Small-restaurant

The future restaurant is smaller but more profitable

Posted by
conor
Conor Sheridan
on 24 November 2021

In this Snack we look at the next evolution of restaurant business models. In particular – how changing consumer tastes offer an opportunity for brands to optimise for productivity and profitability 📈💰.

 

Prior to March 2020, RevPASH was THE labour productivity metric for much of the industry.

RevPASH is revenue per available seat or Total Revenue ÷ Seat Hours. (Seat Hours = Number of Seats x Hours Open)

A restaurant’s labour productivity is primarily focused on the ergonomics turning tables. Or in layman terms; how many bums can you get on seats each day?

Unfortunately over the last 20 months bums and seats have been forced apart (we won’t get into pandemic talk here). But in response to this we’ve also seen a huge spike in demand off-premise (delivery/takeout) dining globally. Meaning bums are on seats somewhere and they still want to eat! 🍔

 

Brands that have leaned into the principle that their food is best enjoyed wherever the hell their customers want, have better maintained and even grown their revenues over the last 20 months.

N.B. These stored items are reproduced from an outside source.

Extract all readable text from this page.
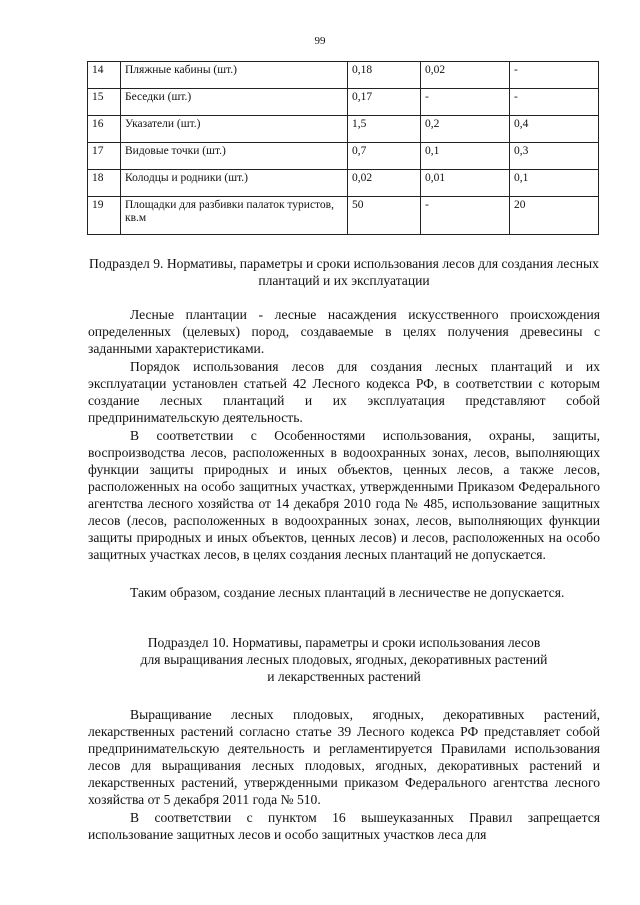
99
14	Пляжные кабины (шт.)	0,18	0,02	-
15	Беседки (шт.)	0,17	-	-
16	Указатели (шт.)	1,5	0,2	0,4
17	Видовые точки (шт.)	0,7	0,1	0,3
18	Колодцы и родники (шт.)	0,02	0,01	0,1
19	Площадки для разбивки палаток туристов, кв.м	50	-	20
Подраздел 9. Нормативы, параметры и сроки использования лесов для создания лесных плантаций и их эксплуатации

Лесные плантации - лесные насаждения искусственного происхождения определенных (целевых) пород, создаваемые в целях получения древесины с заданными характеристиками.

Порядок использования лесов для создания лесных плантаций и их эксплуатации установлен статьей 42 Лесного кодекса РФ, в соответствии с которым создание лесных плантаций и их эксплуатация представляют собой предпринимательскую деятельность.

В соответствии с Особенностями использования, охраны, защиты, воспроизводства лесов, расположенных в водоохранных зонах, лесов, выполняющих функции защиты природных и иных объектов, ценных лесов, а также лесов, расположенных на особо защитных участках, утвержденными Приказом Федерального агентства лесного хозяйства от 14 декабря 2010 года № 485, использование защитных лесов (лесов, расположенных в водоохранных зонах, лесов, выполняющих функции защиты природных и иных объектов, ценных лесов) и лесов, расположенных на особо защитных участках лесов, в целях создания лесных плантаций не допускается.

Таким образом, создание лесных плантаций в лесничестве не допускается.

Подраздел 10. Нормативы, параметры и сроки использования лесов
для выращивания лесных плодовых, ягодных, декоративных растений
и лекарственных растений

Выращивание лесных плодовых, ягодных, декоративных растений, лекарственных растений согласно статье 39 Лесного кодекса РФ представляет собой предпринимательскую деятельность и регламентируется Правилами использования лесов для выращивания лесных плодовых, ягодных, декоративных растений и лекарственных растений, утвержденными приказом Федерального агентства лесного хозяйства от 5 декабря 2011 года № 510.

В соответствии с пунктом 16 вышеуказанных Правил запрещается использование защитных лесов и особо защитных участков леса для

The majority of brands are reporting that off-premise dining as a % of revenue has maintained. Even as dining rooms have re-opened in 2021. Similar to the current hybrid work movement – diners want flexibility in how and where they enjoy their meals.


 

This trend isn’t going anywhere. If you are prepared to accept that, it opens up a whole new sea of opportunity and increased profitability 💸💸💸.

I can already picture the dis-belief on your faces…but hear me out.

Let’s say pre-pandemic your restaurants were approx 250 sqm and 70 seaters on average. To hit your sales budgets each week those seats needed to be filled and turned at breakneck pace. Cue – the ever so gentle dance of delivering remarkable dining experiences with a stopwatch in hand ⌛.

 

 

To service 2/3 turns of 70 seats each evening you likely need 3-5 kitchen staff and 6-10 front of house staff on shift depending on the layout of your restaurant and service style.

Now imagine you can achieve the same revenue in a 80sqm unit with the same (or smaller) kitchen team and only 2-3 front of house staff? How? By re-designing your model to service an omni-channel experience (e.g. 35% Dine in – 40% Delivery – 25% Take out).

By setting up to cater better for flexible dining habits you are able to cut off 66% of your real estate costs and up to 50% of your labour costs.

Better yet, your labour can’t spiral out of control because the physical space doesn’t exist  – it forces operators to build out logistical spaces with ergonomics in mind. It equally forces restaurant teams to operate more efficiently 🤯.

For a real world application of this check out the guys in Oath Pizza.

Granted – this doesn’t fit every brand’s business model for sure. But as the saying goes; in every crisis there is opportunity. The industry is going through a digital transformation of mammoth proportions.

There is a unique opportunity right now to take stock of where the demand winds are blowing and how best you can shape your business model to service them. All the while still optimising for healthy bottom line profitability.